Bed Bath & Beyond Is The Latest Meme Stock Short Squeeze

Either that, or the world supply of body oil has gone completely dry.
Bed Bath & Beyond Is The Latest Meme Stock Short Squeeze

The stock market is, largely, something that is much more boring in reality than it would seem to be. At least for those of us that aren’t day traders, playing with a massive bankroll in which small percentage swings result in massive gains and losses, the idea of “hitting it big” on the stock market is unlikely. We see movies of the chaos of wall street and big-phoned and even-bigger-tied traders that makes it feel like the stock market is a hot craps table. In reality, for most of us, the excitement of the stock market caps out at watching a well-regarded index fund slowly build a nest egg for retirement.

There are, of course, exceptions. Recently, a phenomenon has started to emerge that’s being referred to as “meme stocks”. GameStop and AMC began the phenomenon, and we’re currently in the midst of Bed Bath & Beyond’s enshrinement into the annals of meme stock history. For those only reading the headlines, it may seem completely out of nowhere, like Bed Bath and Beyond just announced the invention of the Towel 2.0 or something. In reality, these meme stock rallies are carefully calculated and built off of two things: collective buying power and short squeezes.

The origin of a meme stock requires a company that’s being shorted on a huge scale. If you don’t know what shorting is, here’s a quick explainer. Traditionally, we think of the stock market as betting on companies. I believe strongly in the future of Tootsie Rolls, so I’m going to buy Tootsie Roll stock, and the money I have invested in it will rise and fall in sync with Tootsie Roll at large. 

Pixabay

Tootsie roll, pictured at large.

Well, with betting on companies, people want a way to bet AGAINST them. That’s what shorting is. Instead of buying a stock for market price and sitting on it, shorting is effectively borrowing a stock and immediately selling it, with the promise that you will deliver X shares of that stock to the brokerage you borrowed it from in the future. Now, if you borrowed two shares of Tootsie Roll which you immediately sold for 50 bucks apiece, and then Tootsie Roll went absolutely ass up and the stock price later dropped to 25 dollars, when it came time to buy the 2 shares you owed, you could buy them for less than you originally sold them. It would cost 50 bucks to buy the shares you owed, a.k.a. “closing your short position,” and you’d be up a cool 50 bucks from the original sale. This is a SUCCESSFUL short.

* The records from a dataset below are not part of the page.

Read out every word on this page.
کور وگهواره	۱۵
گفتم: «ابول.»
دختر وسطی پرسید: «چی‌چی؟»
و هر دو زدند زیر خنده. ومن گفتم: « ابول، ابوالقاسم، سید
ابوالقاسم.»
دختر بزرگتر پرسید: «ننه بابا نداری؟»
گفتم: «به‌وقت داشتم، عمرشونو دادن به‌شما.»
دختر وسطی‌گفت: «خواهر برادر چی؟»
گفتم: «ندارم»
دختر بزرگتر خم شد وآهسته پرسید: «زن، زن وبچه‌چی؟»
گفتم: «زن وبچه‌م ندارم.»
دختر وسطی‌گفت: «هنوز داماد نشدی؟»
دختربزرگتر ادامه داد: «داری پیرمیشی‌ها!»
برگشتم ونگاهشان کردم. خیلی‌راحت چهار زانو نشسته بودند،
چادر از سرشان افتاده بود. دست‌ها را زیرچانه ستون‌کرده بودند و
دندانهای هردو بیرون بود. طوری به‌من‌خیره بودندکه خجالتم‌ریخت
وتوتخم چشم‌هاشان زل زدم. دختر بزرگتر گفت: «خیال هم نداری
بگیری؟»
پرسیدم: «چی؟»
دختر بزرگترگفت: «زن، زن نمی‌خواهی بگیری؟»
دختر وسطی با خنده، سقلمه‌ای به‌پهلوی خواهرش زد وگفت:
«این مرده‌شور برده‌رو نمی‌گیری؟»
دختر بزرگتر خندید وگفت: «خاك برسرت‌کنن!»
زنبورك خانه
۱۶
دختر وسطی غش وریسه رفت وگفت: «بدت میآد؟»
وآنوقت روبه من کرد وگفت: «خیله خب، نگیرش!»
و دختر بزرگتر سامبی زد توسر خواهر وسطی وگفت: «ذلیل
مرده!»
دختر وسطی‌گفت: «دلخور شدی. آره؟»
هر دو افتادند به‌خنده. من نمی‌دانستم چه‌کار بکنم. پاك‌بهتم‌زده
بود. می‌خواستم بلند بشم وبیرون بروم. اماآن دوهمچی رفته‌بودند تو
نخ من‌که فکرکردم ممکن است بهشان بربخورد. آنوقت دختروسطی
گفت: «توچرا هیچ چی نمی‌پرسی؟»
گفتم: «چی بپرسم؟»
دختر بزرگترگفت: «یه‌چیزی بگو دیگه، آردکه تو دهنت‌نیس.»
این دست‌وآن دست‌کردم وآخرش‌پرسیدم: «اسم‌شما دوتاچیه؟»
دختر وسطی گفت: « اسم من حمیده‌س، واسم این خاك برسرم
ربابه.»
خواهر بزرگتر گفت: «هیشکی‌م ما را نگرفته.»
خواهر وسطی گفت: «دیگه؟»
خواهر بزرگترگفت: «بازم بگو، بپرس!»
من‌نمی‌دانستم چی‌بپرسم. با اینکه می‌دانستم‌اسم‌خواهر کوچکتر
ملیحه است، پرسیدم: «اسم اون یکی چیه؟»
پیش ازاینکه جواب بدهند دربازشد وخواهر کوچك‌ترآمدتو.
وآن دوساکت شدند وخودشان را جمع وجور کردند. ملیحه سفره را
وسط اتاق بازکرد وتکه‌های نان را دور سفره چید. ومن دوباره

Shorts are much less popular than traditional, or “long” trading, as they well should be, because of one other unique wrinkle. When you’re buying long, you can only lose as much money as you invest, since the lowest a stock can go is, well, zero. When you’re shorting stocks, however, you don’t have the safety of a mathematical floor of zero, since, in theory, there is no actual ceiling on how high any stock can go. This also means there is no actual cap on how much money you could potentially lose by shorting. If those 2 shares of Tootsie Roll you sold for 50 each are now trading at 1 million dollars a piece, (huge year for Tootsie Roll) you are on the line for 2 million dollars.

Pixabay

You, post the Tootsie Roll debacle.

Now, to finally loop back around to meme stocks: they happen when a group of people get together, lately mostly on Reddit, to find a stock that is massively shorted. They then all start buying up that stock in bulk, driving up the price. As we just covered, when that price starts going up, the people holding short positions are very quickly watching a debt on their books balloon. As that big red number grows bigger, it becomes a test of both faith and liquidity, which many start to fail as the stock price climbs. This forces them to close their position, paying the high prices for the stock they’ve promised to buy, which in turn, drives the price even higher. It basically results in an absolute frenzy to buy as much of that stock as possible, and that is how we end up with stocks like Bed Bath and Beyond more than doubling in value over a couple days.

Unfortunately, as with other meme stocks, by the time you’re reading this article, you’ve already missed out. But at least take some solace in the fact that a bunch of short position holders, who are usually massive smirking hedge funds, lost a whole bunch of money.